In der zweiten Hälfte der 70er Jahre begann ein allmählicher, bis Ende der 80er Jahre andauernder, Rückgang der Posener Industrie, und darauf auch anderer Wirtschaftsbranchen. In den 80er Jahren verlangsamte sich, ähnlich wie im ganzen Staat, das Tempo des Wohnbaus und Entwicklungstempo der städtischen Infrastruktur.

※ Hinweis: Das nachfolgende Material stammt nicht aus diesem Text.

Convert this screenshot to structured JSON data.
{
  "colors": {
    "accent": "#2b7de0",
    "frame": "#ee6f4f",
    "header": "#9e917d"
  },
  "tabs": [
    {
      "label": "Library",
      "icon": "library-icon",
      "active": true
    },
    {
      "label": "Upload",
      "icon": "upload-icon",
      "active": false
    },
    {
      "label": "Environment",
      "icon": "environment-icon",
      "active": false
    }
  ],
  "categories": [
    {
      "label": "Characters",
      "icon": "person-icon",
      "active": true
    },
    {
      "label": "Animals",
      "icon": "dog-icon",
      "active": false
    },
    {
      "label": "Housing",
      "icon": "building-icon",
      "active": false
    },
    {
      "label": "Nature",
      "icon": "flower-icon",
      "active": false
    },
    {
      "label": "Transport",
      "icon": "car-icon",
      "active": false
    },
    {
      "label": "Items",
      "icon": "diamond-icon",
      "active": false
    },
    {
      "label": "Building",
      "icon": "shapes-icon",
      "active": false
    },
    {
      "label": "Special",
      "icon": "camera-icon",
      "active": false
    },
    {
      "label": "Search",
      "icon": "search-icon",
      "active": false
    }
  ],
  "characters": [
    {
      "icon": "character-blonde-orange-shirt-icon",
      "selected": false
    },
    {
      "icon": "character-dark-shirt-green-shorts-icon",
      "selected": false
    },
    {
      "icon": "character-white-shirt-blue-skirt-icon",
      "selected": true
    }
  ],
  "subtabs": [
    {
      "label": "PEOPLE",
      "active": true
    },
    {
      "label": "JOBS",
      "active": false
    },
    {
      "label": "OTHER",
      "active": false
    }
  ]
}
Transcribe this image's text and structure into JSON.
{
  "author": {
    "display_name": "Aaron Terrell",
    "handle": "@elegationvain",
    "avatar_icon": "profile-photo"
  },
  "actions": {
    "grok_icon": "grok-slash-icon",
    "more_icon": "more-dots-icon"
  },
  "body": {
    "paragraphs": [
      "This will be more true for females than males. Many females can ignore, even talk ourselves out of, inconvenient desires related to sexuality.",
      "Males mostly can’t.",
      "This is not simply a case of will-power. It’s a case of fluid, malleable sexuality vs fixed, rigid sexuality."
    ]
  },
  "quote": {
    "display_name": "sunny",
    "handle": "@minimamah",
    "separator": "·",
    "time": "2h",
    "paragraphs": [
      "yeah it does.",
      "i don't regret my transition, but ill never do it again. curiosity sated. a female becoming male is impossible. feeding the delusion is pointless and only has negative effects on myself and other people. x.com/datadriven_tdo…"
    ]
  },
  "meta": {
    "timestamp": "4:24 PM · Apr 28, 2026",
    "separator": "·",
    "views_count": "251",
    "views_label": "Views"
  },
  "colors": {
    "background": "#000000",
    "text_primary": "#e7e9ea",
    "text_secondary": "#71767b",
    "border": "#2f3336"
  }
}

Der 1989 begonnene Prozess der politischen und ökonomischen Transformation sowie der Eigentumsumgestaltung in der Wirtschaft erschütterte die Strukturen Posener Unternehmen und führte zu einem wesentlichen Produktionsrückgang. Technologisch veraltete Betriebe wurden aufgelöst, die größten Betriebe dagegen privatisiert, auch unter Beteiligung ausländischen Kapitals. Die in der Wirtschaft eingeführten Systemänderungen verursachten eine rapide Entwicklung des privaten Sektors in allen Zweigen der städtischen Wirtschaft. Diese Prozesse waren in der Handels-Dienstleistungsbranche besonders sichtbar. Sie wurde als erste entmonopolisiert und beinahe gänzlich privatisiert. Es entstanden neue Dienstleistungsbranchen in Zusammenhang mit dem Geschäftsumfeld im weitesten Sinne, darunter zahlreiche Finanzinstitutionen: einheimische und ausländische Banken sowie Börsen und Consultingfirmen. Dynamisch entwickelte sich der Immobilienmarkt. Bedeutend stieg der Anteil des privaten Kapitals an der städtischen Wirtschaft an, darunter auch des ausländischen. Die hohe Investitionsattraktivität Posens ermuntert ausländische Investoren dazu, zahlreiche Aktivitäten in der Stadt zu unternehmen. Das architektonische Stadtbild verändert sich. Im letzten Jahrzehnt entstand eine Reihe moderner Objekte, insbesondere Handels-Dienstleistungs- und Wohn-Büro-Objekte.

Posen beendete das 20. Jahrhundert mit einer völligen Änderung seines Charakters von einer preußischen Festung zu einer modernen und offenen Stadt, die im Rahmen ihrer Möglichkeiten die Politik einer bürgerfreundlichen Stadt verfolgt.